Regarding the frontier pattern: it does not match ON a character. It
matches the boundary BETWEEN two characters, specifically the boundary
immediately before the next character to be matched. So when matching
from position 1, the frontier pattern attempts to match the boundary
immediately before the first character in the string. Since there is
no previous character at this boundary, the frontier pattern matches
against "\0" in lieu of the previous character.

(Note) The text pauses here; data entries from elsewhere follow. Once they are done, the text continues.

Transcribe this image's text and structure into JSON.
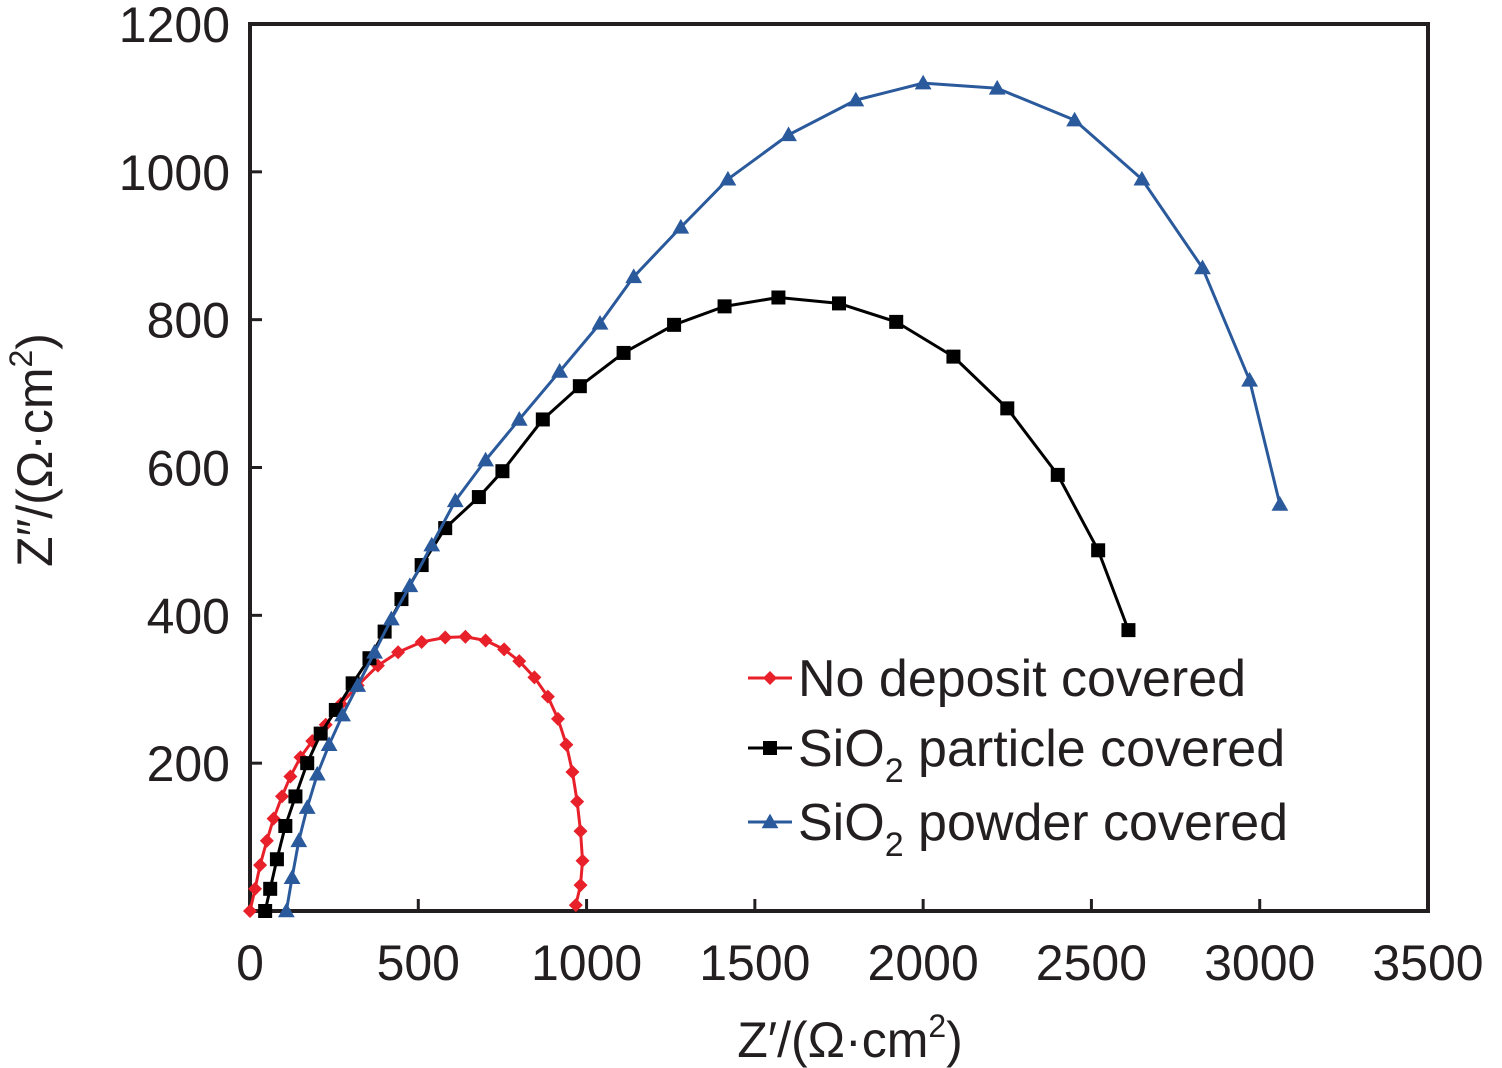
{
  "chart_data": {
    "type": "scatter",
    "title": "",
    "xlabel": "Z′/(Ω·cm",
    "xlabel_sup": "2",
    "xlabel_end": ")",
    "ylabel": "Z″/(Ω·cm",
    "ylabel_sup": "2",
    "ylabel_end": ")",
    "xlim": [
      0,
      3500
    ],
    "ylim": [
      0,
      1200
    ],
    "xticks": [
      "0",
      "500",
      "1000",
      "1500",
      "2000",
      "2500",
      "3000",
      "3500"
    ],
    "yticks": [
      "200",
      "400",
      "600",
      "800",
      "1000",
      "1200"
    ],
    "xtick_values": [
      0,
      500,
      1000,
      1500,
      2000,
      2500,
      3000,
      3500
    ],
    "ytick_values": [
      200,
      400,
      600,
      800,
      1000,
      1200
    ],
    "grid": false,
    "legend_position": "bottom-right",
    "series": [
      {
        "name_prefix": "No deposit covered",
        "name_sub": "",
        "name_suffix": "",
        "color": "#e8202a",
        "marker": "diamond",
        "points": [
          [
            0,
            0
          ],
          [
            15,
            30
          ],
          [
            30,
            62
          ],
          [
            50,
            95
          ],
          [
            70,
            125
          ],
          [
            95,
            155
          ],
          [
            120,
            182
          ],
          [
            150,
            208
          ],
          [
            185,
            230
          ],
          [
            225,
            252
          ],
          [
            270,
            280
          ],
          [
            320,
            305
          ],
          [
            380,
            332
          ],
          [
            440,
            350
          ],
          [
            510,
            364
          ],
          [
            580,
            370
          ],
          [
            640,
            371
          ],
          [
            700,
            366
          ],
          [
            755,
            354
          ],
          [
            800,
            338
          ],
          [
            845,
            316
          ],
          [
            885,
            290
          ],
          [
            915,
            260
          ],
          [
            940,
            225
          ],
          [
            958,
            188
          ],
          [
            972,
            148
          ],
          [
            982,
            108
          ],
          [
            988,
            68
          ],
          [
            982,
            35
          ],
          [
            968,
            8
          ]
        ]
      },
      {
        "name_prefix": "SiO",
        "name_sub": "2",
        "name_suffix": " particle covered",
        "color": "#000000",
        "marker": "square",
        "points": [
          [
            45,
            0
          ],
          [
            60,
            30
          ],
          [
            80,
            70
          ],
          [
            105,
            115
          ],
          [
            135,
            155
          ],
          [
            170,
            200
          ],
          [
            210,
            240
          ],
          [
            255,
            272
          ],
          [
            305,
            308
          ],
          [
            355,
            342
          ],
          [
            400,
            378
          ],
          [
            450,
            422
          ],
          [
            510,
            468
          ],
          [
            580,
            518
          ],
          [
            680,
            560
          ],
          [
            750,
            595
          ],
          [
            870,
            665
          ],
          [
            980,
            710
          ],
          [
            1110,
            755
          ],
          [
            1260,
            793
          ],
          [
            1410,
            818
          ],
          [
            1570,
            830
          ],
          [
            1750,
            822
          ],
          [
            1920,
            797
          ],
          [
            2090,
            750
          ],
          [
            2250,
            680
          ],
          [
            2400,
            590
          ],
          [
            2520,
            488
          ],
          [
            2610,
            380
          ]
        ]
      },
      {
        "name_prefix": "SiO",
        "name_sub": "2",
        "name_suffix": " powder covered",
        "color": "#2a5a9c",
        "marker": "triangle",
        "points": [
          [
            108,
            0
          ],
          [
            125,
            45
          ],
          [
            145,
            95
          ],
          [
            170,
            140
          ],
          [
            200,
            185
          ],
          [
            235,
            225
          ],
          [
            275,
            265
          ],
          [
            320,
            305
          ],
          [
            370,
            350
          ],
          [
            420,
            395
          ],
          [
            475,
            440
          ],
          [
            540,
            495
          ],
          [
            610,
            555
          ],
          [
            700,
            610
          ],
          [
            800,
            665
          ],
          [
            920,
            730
          ],
          [
            1040,
            795
          ],
          [
            1140,
            858
          ],
          [
            1280,
            925
          ],
          [
            1420,
            990
          ],
          [
            1600,
            1050
          ],
          [
            1800,
            1097
          ],
          [
            2000,
            1120
          ],
          [
            2220,
            1113
          ],
          [
            2450,
            1070
          ],
          [
            2650,
            990
          ],
          [
            2830,
            870
          ],
          [
            2970,
            718
          ],
          [
            3060,
            550
          ]
        ]
      }
    ]
  }
}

"\0" ~= [[']] and [[']] (the first character of the string) == [[']],
so the frontier pattern successfully matches. The literal [[']] then
matches the first character of the string. If you passed this pattern
to string.find instead, it would return a start and end point both
equal to 1, since only the first character was matched. The frontier
pattern does not consume the source string or add anything to the
overall match; it's essentially just an assertion.
Now when you match from position 2, Lua first tries to match the
frontier pattern at the boundary immediately before the character next
to be matched. In this case, that is the second apostrophe, so the
boundary to be checked is between the first and second characters of
the source string. The character previous to that boundary is the
first apostrophe, which is equal to an apostrophe, so the frontier
assertion fails and the function returns nil.
The takeaways here are that frontier patterns check a boundary, not a
character, and specifying an explicit start does not prevent Lua from
checking the character previous to that if the pattern starts with a
frontier assertion.
Now to the second pattern. The "^" character can be a bit surprising
when an explicit start position is specified, because the description
in the manual does not match the actual behavior. The manual states
that the caret "anchors the match at the beginning of the subject
string", but in fact, the caret actually anchors the match at the
starting point (i.e. it prevents the matching engine from skipping
characters).
Thus your second pattern attempts to match [[']] beginning at position
2, without skipping characters, Position 2 is in fact [[']], so the
match succeeds. As a further example, consider string.match("'!'",
"^'", 2); this will fail to match and return nil because the [[']]
cannot match at position 2 and the caret prevents it from skipping
characters. The fact that the first character is [[']] is irrelevant,
since you've overridden that by telling Lua to start at position 2
instead.
The bug in this second issue appears to be in the documentation, not
the code, since there's no good reason why Lua should ignore an
explicit start argument when the caret is given, and valid reasons why
it shouldn't ignore the start argument. Consider a simple tokenizer
that repeatedly matches consecutive tokens without skipping anything
else; the pattern could be prefixed with a ^ and suffixed with a
position capture, and on each iteration, the result from the previous
position capture is fed to the next call as the start argument. In
this case, you would rely on the ^ meaning "anchor to start point",
and a nil result would mean a syntax error in whatever you're tokenizing.